I can’t tell him that I’m pissed as hell at my parents and they’ve fucked up how I view the world and people. I can’t tell him because I don’t want to be pathetic, so I tell him something else that is also true, but covers up my deepest flaws.
“She’s funny, this you know.” My voice has gentled and I smile as I put my hands in his hair. “She’s independent, bold, and a risk taker. She likes sex a lot, but really, really likes it with you. She’s pretty much handled anything that life has handed her and she’s done that without help, so she’s figured out she’s got this baby thing in hand even if she’s still a little scared. And most of all, she’s wondering if enough time has passed for you to recharge your batteries and if you have another round left in that gorgeous body of yours.”
Luc was amused as I started telling him who I was, but by the time I talk about another round of sex, his eyes are simmering with hot need.
“You’re deflecting, aren’t you?” he grumbled as his lips hovered against my mouth.
Absolutely true. I’ve shared enough. More than I ever have.
“Not at all,” I purr just before I raise my head and run my lips over his. “I just want you again.”

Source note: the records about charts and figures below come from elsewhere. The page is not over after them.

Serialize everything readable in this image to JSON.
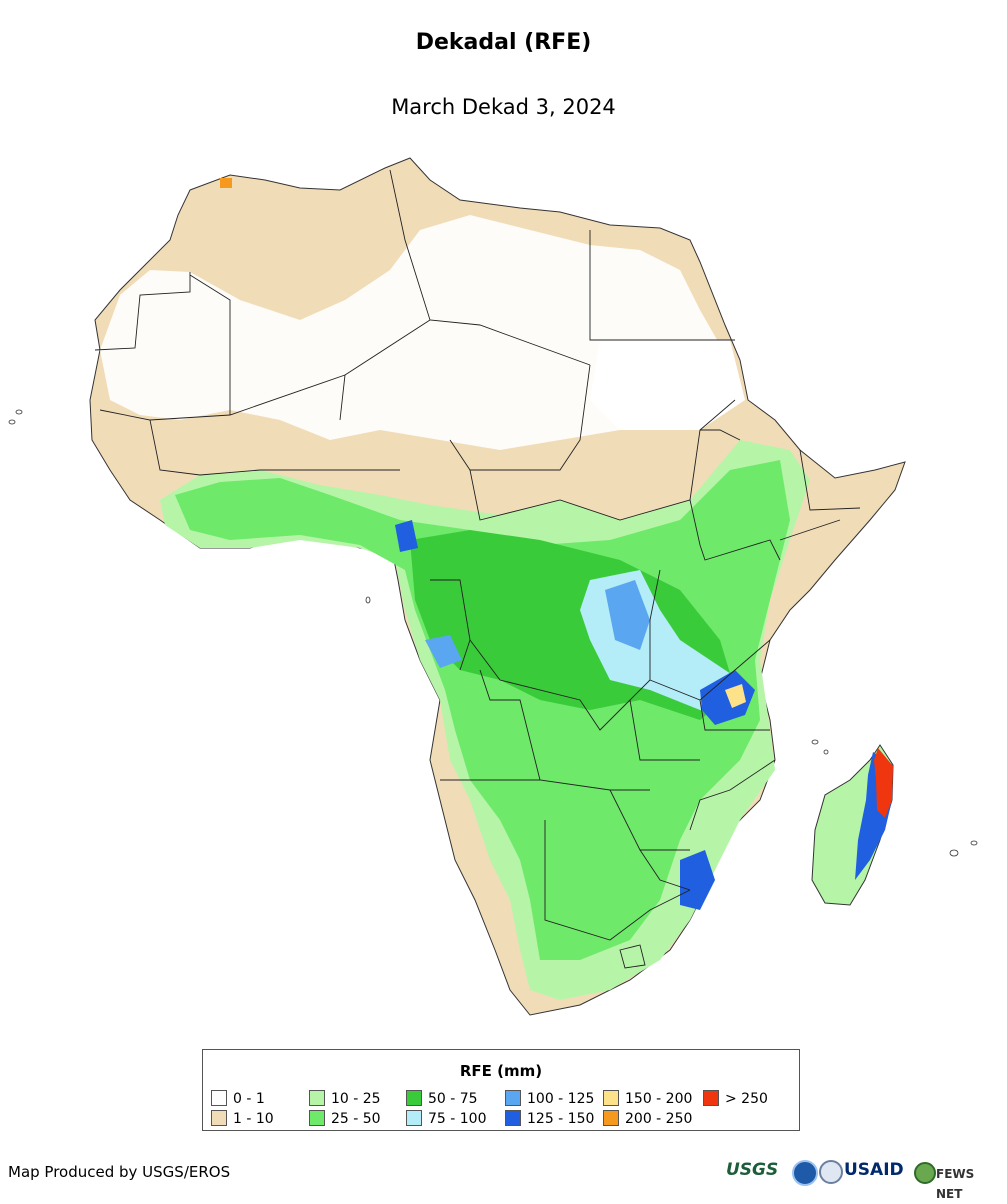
{
  "header": {
    "title": "Dekadal (RFE)",
    "subtitle": "March Dekad 3, 2024"
  },
  "legend": {
    "title": "RFE (mm)",
    "items": [
      {
        "label": "0 - 1",
        "color": "#ffffff"
      },
      {
        "label": "1 - 10",
        "color": "#f1dcb8"
      },
      {
        "label": "10 - 25",
        "color": "#b6f5a8"
      },
      {
        "label": "25 - 50",
        "color": "#6ee96a"
      },
      {
        "label": "50 - 75",
        "color": "#3acb3a"
      },
      {
        "label": "75 - 100",
        "color": "#b4ecf7"
      },
      {
        "label": "100 - 125",
        "color": "#5aa6f0"
      },
      {
        "label": "125 - 150",
        "color": "#1f5fe0"
      },
      {
        "label": "150 - 200",
        "color": "#fde28a"
      },
      {
        "label": "200 - 250",
        "color": "#f59a1f"
      },
      {
        "label": "> 250",
        "color": "#f0360f"
      }
    ]
  },
  "footer": {
    "credit": "Map Produced by USGS/EROS",
    "logos": [
      {
        "name": "usgs-logo",
        "text": "USGS"
      },
      {
        "name": "noaa-logo",
        "text": ""
      },
      {
        "name": "usaid-logo",
        "text": "USAID"
      },
      {
        "name": "fews-net-logo",
        "text": "FEWS NET"
      }
    ]
  }
}
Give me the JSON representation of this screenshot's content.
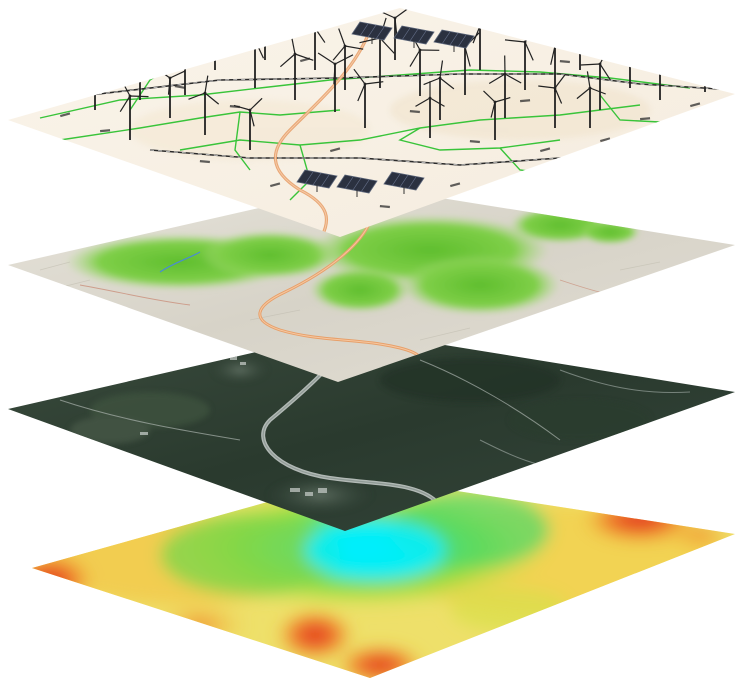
{
  "figure": {
    "layers": [
      {
        "id": "infrastructure",
        "kind": "vector-map-with-turbines-and-solar",
        "turbine_count": 36,
        "solar_panel_count": 6
      },
      {
        "id": "land-cover",
        "kind": "vegetation-shaded-relief"
      },
      {
        "id": "imagery",
        "kind": "satellite-orthophoto"
      },
      {
        "id": "suitability",
        "kind": "heatmap-surface"
      }
    ],
    "colors": {
      "road": "#e7a06a",
      "green_line": "#39c43a",
      "turbine": "#222222",
      "forest": "#6cc43a",
      "relief": "#d8d5cb",
      "imagery": "#2e3f33",
      "heat_low": "#00e5ff",
      "heat_mid": "#8fdc3c",
      "heat_high": "#e23b22"
    }
  }
}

That’s absolutely true too, so I’ve not lied to him. And that’s all I need to say to get Luc to kiss me hard as we commence round two.
Chapter 5
Lucas
So, I have to admit, this whole monogamous sex thing isn’t all that bad.
Okay, not truthful.
It’s fucking stupendous.
At least with Stephy it is.
I had two home games in a row. That meant I had access to Stephy for four solid nights, and every damn night I was with her. Van was gone on some overnight trip to his hometown that first night I brought her to my house, so I had no qualms about fucking her there, especially knowing we could be loud and raunchy.
This is apparently our preferred method of having sex. That’s not to say we can’t get into a deep, slow groove on occasion, but most times we can’t control the fervor between us. There’s something chemical maybe. I’ve never had it with another woman before, but the minute I see her, I want to throw her down on the floor and dominate the hell out of her. I want to crawl deep into her body, punish her with my cock, and have her beg for more.